Era un día gris, amaneció bastante nublado. A pesar de que la naturaleza indicaba con claridad que nos visitaría la lluvia, decidimos formar nuestra tradicional carabana. Cargaríamos comida pesada y llevaríamos con ánimo el trabajo de ese día, que consistía en transportar hasta nuestro almacen muchos granitos de arroz que había tirado una señora en su patio.
Yo estaba a cargo de esta misión y al formar mi batallón hice las siguientes orientaciones:
– ¡Compañeras!, sé que tenemos fama de ser rápidas y dispuestas, pero les pido, por favor, que esta vez redoblemos esfuerzo. Es mucho el trabajo y tenemos poco tiempo antes de que caiga la lluvia que nos amenaza.
– ¡Siempre listas!- gritaron todas – ¡A la carga!
– ¡Así hablan las hormigas de verdad!, que Dios nos ayude a cumplir con nuestro trabajo – dije – llena de ánimo y transmitiéndoles energía positiva a mis hermanas.
– !En marcha! –gritaron todas en señal de apoyo.
Con los granos de arroz en nuestras cabezas nos veíamos como un largo camino de soldaditos negros con gorro blanco. Yo me fui quedando atrás para agilizar la operación.

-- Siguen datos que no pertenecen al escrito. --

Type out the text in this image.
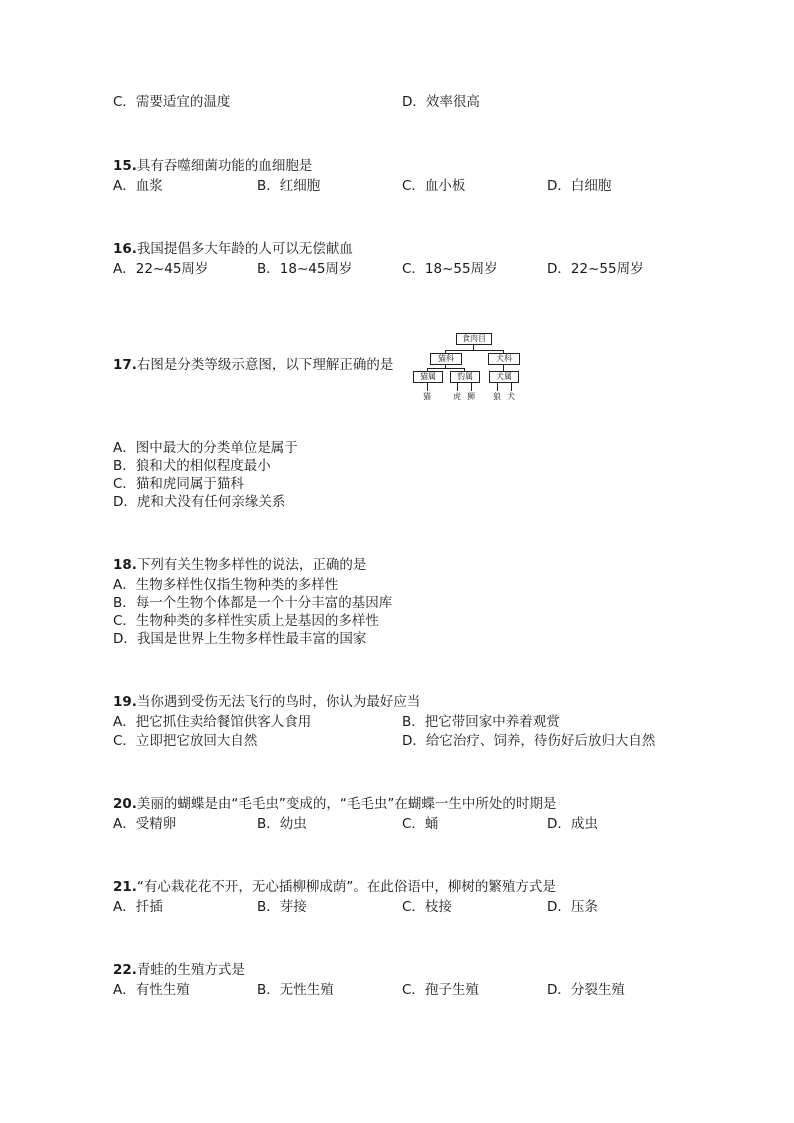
C．需要适宜的温度	D．效率很高
15.具有吞噬细菌功能的血细胞是
A．血浆	B．红细胞	C．血小板	D．白细胞
16.我国提倡多大年龄的人可以无偿献血
A．22~45周岁	B．18~45周岁	C．18~55周岁	D．22~55周岁
17.右图是分类等级示意图，以下理解正确的是
食肉目
猫科	犬科
猫属	豹属	犬属
猫	虎 狮 狼 犬
A．图中最大的分类单位是属于
B．狼和犬的相似程度最小
C．猫和虎同属于猫科
D．虎和犬没有任何亲缘关系
18.下列有关生物多样性的说法，正确的是
A．生物多样性仅指生物种类的多样性
B．每一个生物个体都是一个十分丰富的基因库
C．生物种类的多样性实质上是基因的多样性
D．我国是世界上生物多样性最丰富的国家
19.当你遇到受伤无法飞行的鸟时，你认为最好应当
A．把它抓住卖给餐馆供客人食用	B．把它带回家中养着观赏
C．立即把它放回大自然	D．给它治疗、饲养，待伤好后放归大自然
20.美丽的蝴蝶是由“毛毛虫”变成的，“毛毛虫”在蝴蝶一生中所处的时期是
A．受精卵	B．幼虫	C．蛹	D．成虫
21.“有心栽花花不开，无心插柳柳成荫”。在此俗语中，柳树的繁殖方式是
A．扦插	B．芽接	C．枝接	D．压条
22.青蛙的生殖方式是
A．有性生殖	B．无性生殖	C．孢子生殖	D．分裂生殖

Tratamos de ser rápidas, pero el último tramo de la carabana todavía no había penetrado el orificio de entrada a nuestro territorio cuando comenzaron a caer los goterones que parecían balas que disparaban a un blanco específico, nosotras. La mercancía que tanto esfuerzo nos costó trasladar caía lejos cuando éramos golpeadas por aquellas gotas gigantescas y por los granizos que ametrallaban sin misericordia. Muchas de mis hermanas quedaron sepultadas debajo de aquellas tumbas blancas y heladas.
Las pocas que pudimos sobrevivir a aquel ataque de la naturaleza fuimos arrastradas por la corriente de agua que formaba aquella brava lluvia. Yo tuve la suerte de subirme a una ramita y sufría mientras veía a mis compañeras gritar, desesperadas, al tratar de aferrarse a algo que pudiera salvar sus vidas.
Elevé una oración a Dios y a través de la cortina de mis lágrimas pude ver la respuesta a mis plegarias: aparecía de dos brincos mi amiga, la rana Cheila, quien subió a su lomo a todos los que sobrevivimos a aquel fatídico diluvio y nos condujo de tres zancadas a un lugar techado de la casa hasta esperar que la lluvia cesara.
Luego, nos transportó hasta nuestro hogar, el hormiguero, donde fuimos recibidas con el calor y la dicha que proporciona el creer que se pierde un ser querido y gracias a Dios ha sido recuperado.
Hoy, todos le agradecemos a Cheila, y le hacemos honor como lo que es, nuestra héroe, acompañándola cada vez que podemos y haciéndola retorcerse de la risa – ¡croac!, ¡croac!, ¡croac! – cuando muchas de nosotras nos le subimos arriba y le hacemos deliberadamente cosquillas con nuestras patitas.
Ahora la despedimos y la vemos alejarse saltando con alegría después de compartir un rato. Nos ha dejado suspirando felices por la belleza de la amistad y por comprender, en carne propia, la grandeza de un buen amigo y la dicha de estar vivas.
Y, colorín, colorado, como afanadas hormigas seguiremos más alimentos para el invierno cargando. Con la ayuda de nuestra amiga Cheila seguiremos contando siempre que la estemos necesitando.